We had to park our car and walk before setting foot on the Rio Grande Gorge Bridge, a fantastic metal span, 650 feet above the river below. Narrow walkways allow pedestrians access on either side of the two lane highway that crosses over the gorge. The day was bright and balmy, but steady strong gusts of wind buffeted us, and almost immediately my friend complained she was dizzy. In fact, it is easy to get vertigo so high in the air above ground, but the view is breathtaking and so spectacular that the draw is almost irresistible. Standing in the middle of the span, visitors can lean against a railing that is chest high, then gaze out and down to the wild, relentless river far below. To stand there in the proud and primitive setting is to be inches away from certain death. I felt something primeval and compelling about looking closely into such a grand abyss—as if in one second I could disappear forever by crossing the thinnest of lines.

It is said that a ghost inhabits the bridge and has caused people to jump. She appears as a young Hispanic woman wearing jeans and a white T-shirt who is visible one moment, then suddenly disappears. I cannot say that I believe in ghosts like that, but I do say that people carry ghosts inside themselves and that these “demons” can do harm and even drive a person to suicide.

What is true is that invisible vestiges of doubt or fear can be lodged in a human psyche, and whatever a person does to root out this “ghost” can fail, so it lingers as if in a haunted house.

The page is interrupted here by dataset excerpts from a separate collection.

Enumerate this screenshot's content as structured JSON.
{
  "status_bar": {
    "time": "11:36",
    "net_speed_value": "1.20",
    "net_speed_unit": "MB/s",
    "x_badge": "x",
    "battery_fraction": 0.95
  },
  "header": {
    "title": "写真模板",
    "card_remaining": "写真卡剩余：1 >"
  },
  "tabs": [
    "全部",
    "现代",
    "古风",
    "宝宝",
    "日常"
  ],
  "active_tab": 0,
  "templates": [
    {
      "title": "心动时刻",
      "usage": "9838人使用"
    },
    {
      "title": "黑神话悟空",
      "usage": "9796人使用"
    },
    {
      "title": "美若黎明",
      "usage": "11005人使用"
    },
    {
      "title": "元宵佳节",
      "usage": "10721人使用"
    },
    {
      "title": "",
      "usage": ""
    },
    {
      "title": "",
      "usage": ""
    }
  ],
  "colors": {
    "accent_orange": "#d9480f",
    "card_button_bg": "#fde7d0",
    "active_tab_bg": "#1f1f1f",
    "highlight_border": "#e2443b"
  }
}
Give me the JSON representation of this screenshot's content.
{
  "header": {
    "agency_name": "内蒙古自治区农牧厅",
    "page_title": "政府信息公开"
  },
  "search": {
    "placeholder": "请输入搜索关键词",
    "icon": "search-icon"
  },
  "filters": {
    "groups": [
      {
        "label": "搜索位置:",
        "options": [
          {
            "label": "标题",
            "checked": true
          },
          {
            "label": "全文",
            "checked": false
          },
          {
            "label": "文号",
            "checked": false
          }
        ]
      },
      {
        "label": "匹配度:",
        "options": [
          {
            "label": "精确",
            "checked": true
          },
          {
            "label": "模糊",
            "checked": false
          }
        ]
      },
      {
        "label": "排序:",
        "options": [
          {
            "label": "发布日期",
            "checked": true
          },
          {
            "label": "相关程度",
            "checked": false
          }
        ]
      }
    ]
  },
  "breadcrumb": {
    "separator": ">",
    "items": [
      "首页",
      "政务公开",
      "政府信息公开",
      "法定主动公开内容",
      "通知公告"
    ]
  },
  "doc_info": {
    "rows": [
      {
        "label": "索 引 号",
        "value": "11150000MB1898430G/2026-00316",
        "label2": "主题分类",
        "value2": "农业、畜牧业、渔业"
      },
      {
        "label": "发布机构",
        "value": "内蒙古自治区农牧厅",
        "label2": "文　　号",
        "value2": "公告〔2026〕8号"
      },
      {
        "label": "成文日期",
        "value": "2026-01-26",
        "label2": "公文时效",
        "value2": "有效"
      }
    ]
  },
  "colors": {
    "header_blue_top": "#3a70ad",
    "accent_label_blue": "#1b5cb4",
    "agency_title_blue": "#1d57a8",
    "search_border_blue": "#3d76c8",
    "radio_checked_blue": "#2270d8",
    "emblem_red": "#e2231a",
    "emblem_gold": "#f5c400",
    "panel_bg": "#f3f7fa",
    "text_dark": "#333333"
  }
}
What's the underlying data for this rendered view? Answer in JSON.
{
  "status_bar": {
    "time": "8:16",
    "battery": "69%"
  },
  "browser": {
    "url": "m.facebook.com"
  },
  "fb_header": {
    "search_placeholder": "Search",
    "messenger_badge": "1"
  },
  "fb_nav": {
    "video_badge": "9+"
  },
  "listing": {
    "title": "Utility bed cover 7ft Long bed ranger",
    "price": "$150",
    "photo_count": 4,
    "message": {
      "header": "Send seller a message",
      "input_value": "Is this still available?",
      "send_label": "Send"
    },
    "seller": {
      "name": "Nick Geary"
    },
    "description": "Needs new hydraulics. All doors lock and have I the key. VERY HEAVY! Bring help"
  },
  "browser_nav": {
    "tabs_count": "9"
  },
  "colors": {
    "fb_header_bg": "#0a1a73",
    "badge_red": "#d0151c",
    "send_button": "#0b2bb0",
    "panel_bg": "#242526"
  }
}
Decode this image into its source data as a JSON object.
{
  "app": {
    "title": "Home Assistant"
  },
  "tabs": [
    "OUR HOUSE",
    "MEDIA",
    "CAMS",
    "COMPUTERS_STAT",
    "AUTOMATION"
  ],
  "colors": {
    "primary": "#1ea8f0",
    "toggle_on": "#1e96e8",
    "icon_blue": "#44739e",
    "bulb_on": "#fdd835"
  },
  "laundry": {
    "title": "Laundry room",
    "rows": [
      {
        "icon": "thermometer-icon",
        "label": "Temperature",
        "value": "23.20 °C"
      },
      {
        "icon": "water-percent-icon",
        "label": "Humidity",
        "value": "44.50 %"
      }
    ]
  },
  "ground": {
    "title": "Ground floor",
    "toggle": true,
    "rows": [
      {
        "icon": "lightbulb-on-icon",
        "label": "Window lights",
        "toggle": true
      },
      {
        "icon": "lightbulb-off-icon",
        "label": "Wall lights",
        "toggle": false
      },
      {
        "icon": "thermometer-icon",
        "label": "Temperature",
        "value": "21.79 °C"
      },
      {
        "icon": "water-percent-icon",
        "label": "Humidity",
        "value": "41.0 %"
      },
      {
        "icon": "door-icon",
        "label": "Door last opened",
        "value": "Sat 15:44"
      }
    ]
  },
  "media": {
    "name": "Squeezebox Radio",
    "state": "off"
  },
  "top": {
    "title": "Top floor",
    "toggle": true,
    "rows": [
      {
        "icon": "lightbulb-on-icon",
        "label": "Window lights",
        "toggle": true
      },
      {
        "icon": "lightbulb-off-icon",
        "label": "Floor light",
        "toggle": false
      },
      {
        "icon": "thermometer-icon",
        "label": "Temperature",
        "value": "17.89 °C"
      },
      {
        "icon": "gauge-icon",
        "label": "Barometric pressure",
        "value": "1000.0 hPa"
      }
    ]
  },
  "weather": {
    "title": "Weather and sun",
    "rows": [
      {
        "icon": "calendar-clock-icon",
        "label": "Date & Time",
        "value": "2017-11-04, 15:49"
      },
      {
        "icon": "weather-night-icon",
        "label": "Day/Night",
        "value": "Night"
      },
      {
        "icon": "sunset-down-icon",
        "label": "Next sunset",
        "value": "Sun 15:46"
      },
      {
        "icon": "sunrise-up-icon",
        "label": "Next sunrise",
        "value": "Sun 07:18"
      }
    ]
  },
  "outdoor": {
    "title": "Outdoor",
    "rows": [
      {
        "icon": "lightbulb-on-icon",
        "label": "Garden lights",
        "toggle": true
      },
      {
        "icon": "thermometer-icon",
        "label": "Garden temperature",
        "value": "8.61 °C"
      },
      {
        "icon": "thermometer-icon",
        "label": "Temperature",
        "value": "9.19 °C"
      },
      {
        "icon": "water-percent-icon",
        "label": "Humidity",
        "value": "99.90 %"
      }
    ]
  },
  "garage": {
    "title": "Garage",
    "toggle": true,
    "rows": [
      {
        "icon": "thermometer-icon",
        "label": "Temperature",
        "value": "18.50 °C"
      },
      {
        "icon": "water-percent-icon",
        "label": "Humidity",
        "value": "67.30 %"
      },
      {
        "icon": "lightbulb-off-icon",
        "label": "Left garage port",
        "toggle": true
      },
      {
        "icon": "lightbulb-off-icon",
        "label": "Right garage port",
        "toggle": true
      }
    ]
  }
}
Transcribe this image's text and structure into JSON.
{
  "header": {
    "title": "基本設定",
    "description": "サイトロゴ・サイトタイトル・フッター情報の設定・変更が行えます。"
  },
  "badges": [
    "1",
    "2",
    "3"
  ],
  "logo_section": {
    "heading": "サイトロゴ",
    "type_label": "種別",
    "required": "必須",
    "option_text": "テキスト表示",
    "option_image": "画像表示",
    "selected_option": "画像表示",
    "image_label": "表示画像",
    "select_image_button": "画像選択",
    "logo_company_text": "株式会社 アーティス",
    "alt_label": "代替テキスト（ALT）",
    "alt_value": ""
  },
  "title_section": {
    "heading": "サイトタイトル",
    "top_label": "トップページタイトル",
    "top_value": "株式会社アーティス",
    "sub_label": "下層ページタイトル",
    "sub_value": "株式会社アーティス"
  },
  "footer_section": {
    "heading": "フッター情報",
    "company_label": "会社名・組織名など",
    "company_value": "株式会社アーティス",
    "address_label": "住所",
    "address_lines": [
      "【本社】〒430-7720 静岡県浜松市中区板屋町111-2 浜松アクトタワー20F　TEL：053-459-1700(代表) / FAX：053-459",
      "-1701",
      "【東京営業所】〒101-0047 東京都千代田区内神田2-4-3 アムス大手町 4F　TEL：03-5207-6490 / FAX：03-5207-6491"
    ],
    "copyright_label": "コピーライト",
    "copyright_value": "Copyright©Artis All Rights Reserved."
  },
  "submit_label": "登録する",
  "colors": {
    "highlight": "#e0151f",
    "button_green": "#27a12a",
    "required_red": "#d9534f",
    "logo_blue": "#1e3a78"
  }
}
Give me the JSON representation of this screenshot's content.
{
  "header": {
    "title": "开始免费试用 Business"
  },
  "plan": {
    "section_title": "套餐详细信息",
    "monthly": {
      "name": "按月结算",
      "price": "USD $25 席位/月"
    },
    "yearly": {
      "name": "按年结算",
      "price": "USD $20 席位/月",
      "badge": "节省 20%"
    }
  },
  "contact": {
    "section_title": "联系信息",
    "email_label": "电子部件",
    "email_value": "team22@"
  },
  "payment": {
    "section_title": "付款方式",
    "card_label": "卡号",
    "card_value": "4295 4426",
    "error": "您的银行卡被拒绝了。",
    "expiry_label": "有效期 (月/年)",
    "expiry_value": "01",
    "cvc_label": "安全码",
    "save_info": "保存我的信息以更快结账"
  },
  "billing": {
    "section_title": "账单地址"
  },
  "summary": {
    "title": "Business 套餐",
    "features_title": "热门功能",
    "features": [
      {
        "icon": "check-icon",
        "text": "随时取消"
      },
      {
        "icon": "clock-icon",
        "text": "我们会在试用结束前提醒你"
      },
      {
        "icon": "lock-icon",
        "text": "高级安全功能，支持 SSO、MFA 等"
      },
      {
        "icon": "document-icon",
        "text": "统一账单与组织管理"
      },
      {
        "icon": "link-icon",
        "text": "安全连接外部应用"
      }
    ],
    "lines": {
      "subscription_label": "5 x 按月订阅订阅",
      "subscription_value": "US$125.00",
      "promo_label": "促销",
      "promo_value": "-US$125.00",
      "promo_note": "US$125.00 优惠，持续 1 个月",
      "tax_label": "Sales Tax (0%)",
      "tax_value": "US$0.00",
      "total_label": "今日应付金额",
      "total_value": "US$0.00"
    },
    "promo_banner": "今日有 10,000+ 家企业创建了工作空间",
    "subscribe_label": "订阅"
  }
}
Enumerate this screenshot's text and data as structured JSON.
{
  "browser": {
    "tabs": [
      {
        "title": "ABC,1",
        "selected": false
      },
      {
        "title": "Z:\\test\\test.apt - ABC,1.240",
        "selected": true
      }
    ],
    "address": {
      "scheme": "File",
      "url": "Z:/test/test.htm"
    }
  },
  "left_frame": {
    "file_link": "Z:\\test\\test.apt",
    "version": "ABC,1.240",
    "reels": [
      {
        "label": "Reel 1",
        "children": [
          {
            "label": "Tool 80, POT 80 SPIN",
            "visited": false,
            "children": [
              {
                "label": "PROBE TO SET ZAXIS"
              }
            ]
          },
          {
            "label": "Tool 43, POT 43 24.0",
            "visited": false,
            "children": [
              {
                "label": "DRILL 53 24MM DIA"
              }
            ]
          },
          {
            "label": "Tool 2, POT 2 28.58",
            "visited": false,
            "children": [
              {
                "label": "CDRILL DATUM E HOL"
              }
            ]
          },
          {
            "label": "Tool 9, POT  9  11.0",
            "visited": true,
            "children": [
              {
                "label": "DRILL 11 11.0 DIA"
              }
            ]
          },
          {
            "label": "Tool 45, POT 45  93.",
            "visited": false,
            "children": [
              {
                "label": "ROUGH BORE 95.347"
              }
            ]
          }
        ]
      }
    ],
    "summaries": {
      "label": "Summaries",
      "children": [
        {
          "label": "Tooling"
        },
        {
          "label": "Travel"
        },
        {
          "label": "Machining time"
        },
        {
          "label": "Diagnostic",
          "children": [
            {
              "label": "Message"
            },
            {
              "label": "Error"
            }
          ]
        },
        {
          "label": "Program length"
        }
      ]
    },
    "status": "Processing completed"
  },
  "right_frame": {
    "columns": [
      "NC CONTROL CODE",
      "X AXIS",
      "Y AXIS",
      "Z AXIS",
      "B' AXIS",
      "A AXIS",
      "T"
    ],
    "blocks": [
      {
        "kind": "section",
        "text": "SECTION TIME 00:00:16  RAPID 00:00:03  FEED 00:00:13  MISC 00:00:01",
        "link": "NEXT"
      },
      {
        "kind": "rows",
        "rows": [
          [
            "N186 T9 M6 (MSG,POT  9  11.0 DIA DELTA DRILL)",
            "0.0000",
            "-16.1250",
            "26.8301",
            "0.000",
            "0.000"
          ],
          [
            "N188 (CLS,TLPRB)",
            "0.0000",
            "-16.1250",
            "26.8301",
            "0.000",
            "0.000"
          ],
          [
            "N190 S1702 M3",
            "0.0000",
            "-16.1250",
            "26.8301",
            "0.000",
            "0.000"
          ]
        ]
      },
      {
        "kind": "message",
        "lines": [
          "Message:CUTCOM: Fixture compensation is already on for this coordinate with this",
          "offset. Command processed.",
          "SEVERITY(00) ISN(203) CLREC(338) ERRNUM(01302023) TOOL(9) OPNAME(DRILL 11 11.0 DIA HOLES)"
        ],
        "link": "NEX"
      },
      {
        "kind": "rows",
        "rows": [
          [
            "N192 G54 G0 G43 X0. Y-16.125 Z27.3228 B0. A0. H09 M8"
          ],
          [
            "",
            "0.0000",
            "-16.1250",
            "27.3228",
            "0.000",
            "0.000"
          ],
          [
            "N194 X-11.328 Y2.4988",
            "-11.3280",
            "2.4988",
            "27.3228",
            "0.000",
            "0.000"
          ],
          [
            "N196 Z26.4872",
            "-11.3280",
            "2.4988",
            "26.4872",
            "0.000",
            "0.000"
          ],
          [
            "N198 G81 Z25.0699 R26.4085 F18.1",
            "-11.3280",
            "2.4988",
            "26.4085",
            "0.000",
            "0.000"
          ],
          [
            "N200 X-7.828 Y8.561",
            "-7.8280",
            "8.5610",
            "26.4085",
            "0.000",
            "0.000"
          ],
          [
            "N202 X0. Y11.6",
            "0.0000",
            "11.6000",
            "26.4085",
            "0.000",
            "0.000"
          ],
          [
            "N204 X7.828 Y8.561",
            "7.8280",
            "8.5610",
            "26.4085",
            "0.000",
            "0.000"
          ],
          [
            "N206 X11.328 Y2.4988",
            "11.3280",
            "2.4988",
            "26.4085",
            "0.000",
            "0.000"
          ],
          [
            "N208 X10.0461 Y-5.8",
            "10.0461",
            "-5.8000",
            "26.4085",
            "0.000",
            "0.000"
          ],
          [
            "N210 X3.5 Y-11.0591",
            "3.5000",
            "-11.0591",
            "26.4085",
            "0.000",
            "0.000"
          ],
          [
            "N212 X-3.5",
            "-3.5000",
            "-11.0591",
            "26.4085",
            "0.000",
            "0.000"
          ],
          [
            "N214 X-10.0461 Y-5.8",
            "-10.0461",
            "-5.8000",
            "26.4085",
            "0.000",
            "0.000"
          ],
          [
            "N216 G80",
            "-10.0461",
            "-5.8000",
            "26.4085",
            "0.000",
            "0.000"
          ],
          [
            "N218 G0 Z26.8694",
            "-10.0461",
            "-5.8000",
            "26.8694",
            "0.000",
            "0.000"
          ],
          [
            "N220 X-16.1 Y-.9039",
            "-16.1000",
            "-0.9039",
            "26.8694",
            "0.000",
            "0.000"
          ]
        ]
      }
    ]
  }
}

I knew the last person to be confirmed as having committed suicide off the bridge. The last time I saw her was when she modeled for a drawing group on a summer evening, and afterward we talked outside under the moonlight. She seemed very animated and also to be slipping into darkness and then scrambling out again. Her boyfriend had left her; she was plagued with self-doubt and had money problems. Her intelligence was astute enough that she had written, produced, and then performed in many one-woman theatrical productions that had been favorably received, and gained reviews in the local newspaper. In her productions, she tried exorcising her ghosts by making light of her personal problems and how she felt that she did not fit in the world. Shortly after our meeting, I learned that her car had been found by the bridge, and she was missing. About a week later, her body was found, miles down stream, caught in brush and partly submerged in the river. Had the ghost spoken a spell in her ears? For some, the peace of death, and the urge to control the pain of life by a "final solution" ultimately gets the better hand.

After my friend and I peered off the side of the bridge, we walked along the West Rim Trail amidst rugged, wide-open mesas and chiseled steep canyons.  The elevation along the river is 6,100 feet and rises 800 feet at the gorge rim. Along the way we often stopped to gaze from the mesa top above the river at stunning and breathtaking views of the Rio Grande Gorge and Sangre de Cristo Mountains. Not once did I see a ghost.